Micelio
T 1100102030002005-01273-00Corte Suprema de Justicia · Sala Tutelas2005

Magistrado ponente: Manuel Isidro Ardila Velásquez

Ley 446 de 1998

CORTE SUPREMA DE JUSTICIA mav- exp. 200501273 5 CORTE SUPREMA DE JUSTICIA Sala de Casación Civil Magistrado Ponente: Manuel Isidro Ardila Velásquez Bogotá D. C., diecinueve (19) de octubre de dos mil cinco (2005). Ref.: expediente No. 110010203000200501273 Decídese la acción de tutela promovida por José Humberto Pabón Mahecha y Carmencita Ramírez Giraldo contra el tribunal superior del distrito judicial de Bogotá, sala civil, integrada por los magistrados Manuel José Pardo Caro, María Teresa Plazas Alvarado y Ana L ucía Pulgarín Delgado.

I.- Antecedentes 1. Aduciendo vulneración de los derechos al debido proceso, defensa, igualdad y acceso a la administración de justicia, los accionantes solicitan revocar la sentencia de 21 de septiembre de 2005 proferida por el tribunal accionado, y en su lugar confirmar la de primera instancia, dentro del hipotecario que en su contra adelanta la Corporación Nacional de Ahorro y Vivienda Conavi. 2.

Manifiestan que el juzgado 14 civil del circuito de Bogotá libró mandamiento de pago, propusieron en su oportunidad la excepción de prescripción de la acción cambiaria del título valor; en sentencia de 4 de noviembre de 2004 el citado despacho la declaró probada pero fue revocada por el tribunal en sentencia de 21 de septiembre de 2005, por ello consideran que hubo vía de hecho en esa decisión. 3.

El tribunal accionado dijo que la decisión atacada por vía de tutela de acuerdo con las consideraciones adoptadas, se ajusta a derecho y el juzgado 14 civil del circuito que se remite a lo consignado en la decisión de primera instancia.
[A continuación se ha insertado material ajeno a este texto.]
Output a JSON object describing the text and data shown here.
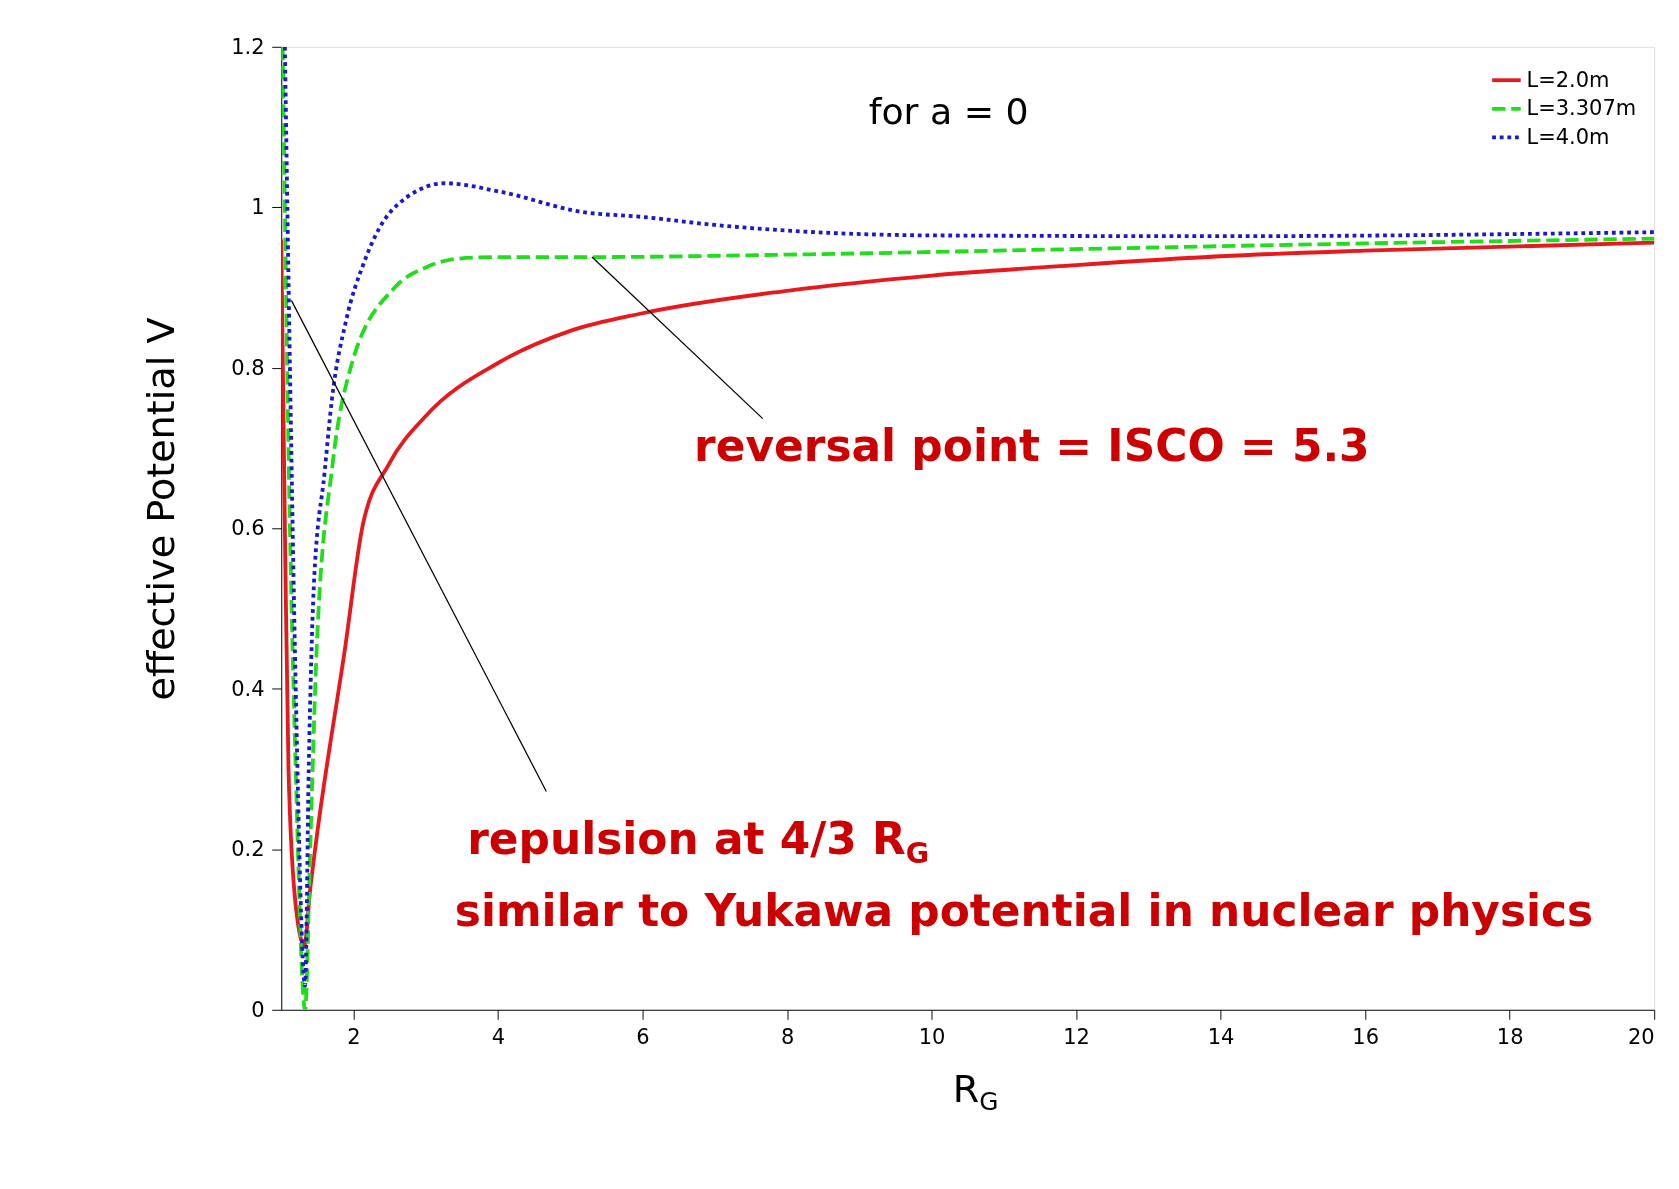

II.- Consideraciones 1. No luce irrazonable u opuesto al orden jurídico, que es como se estructura la vía de hecho, el criterio esbozado por el tribunal accionado en providencia de 21 de septiembre de 2005 que aquí se cuestiona, toda vez que tuvo sustento objetivo en argumentos que no fueron caprichosos, al decir en síntesis que si bien es cierto a los demandados se les notificó el mandamiento ejecutivo después del vencimiento del término que señalaba el artículo 90 del código de procedimiento civil (18 de diciembre de 2002), y también pasados más de tres años contados desde la presentación de la demanda (1º de octubre de 1999), no se dio el fenómeno de la prescripción porque había ocurrido la interrupción natural de la misma, con la presentación de un documento de 21 de marzo de 2000 suscrito por los demandados y dirigido a Conavi, solicitándole la reliquidación del crédito y manifestándole que se acogen a la reestructuración de la deuda y que suscribirían un nuevo pagaré con ciertas condiciones.

El citado documento, aunque en fotocopia, fue presentado dentro del traslado de las excepciones propuestas, sin que en su oportunidad los demandados lo hayan redargüido de falso, siendo auténtico de conformidad con los artículos 252, 276 del C. de P.C., en concordancia con el art. 11 de la ley 446 de 1998. Así las cosas desde la fecha que se presentó la interrupción natural de la prescripción (21 de marzo de 2000) a la notificación de la orden de pago a los demandados ( 18 de diciembre de 2002), no han transcurrido los tres años necesarios para que operara la prescripción. 2.

Es evidente, entonces, que las reflexiones del tribunal accionado no son caprichosas, sino con sustento objetivo en una interpretación de las respectivas normas aplicables y los hechos del caso concreto, circunstancia que impide su desconocimiento por vía constitucional, pues como se ha decantado por la jurisprudencia, la vía de hecho en los campos de la hermenéutica jurídica y de la evaluación probatoria tan sólo puede darse por establecida cuando el administrador de justicia incurre en una irrefutable y grosera arbitrariedad, ya que en dichos tópicos debe tener plena eficacia el soberano contorno funcional de los administradores de justicia, quienes no pueden estar sometidos al escrutinio del juez de tutela, porque de lo contrario se desconocerían los principios de autonomía, independencia y desconcentración judicial, reconocidos por los artículos 228 y 230 de la Carta Política. 3.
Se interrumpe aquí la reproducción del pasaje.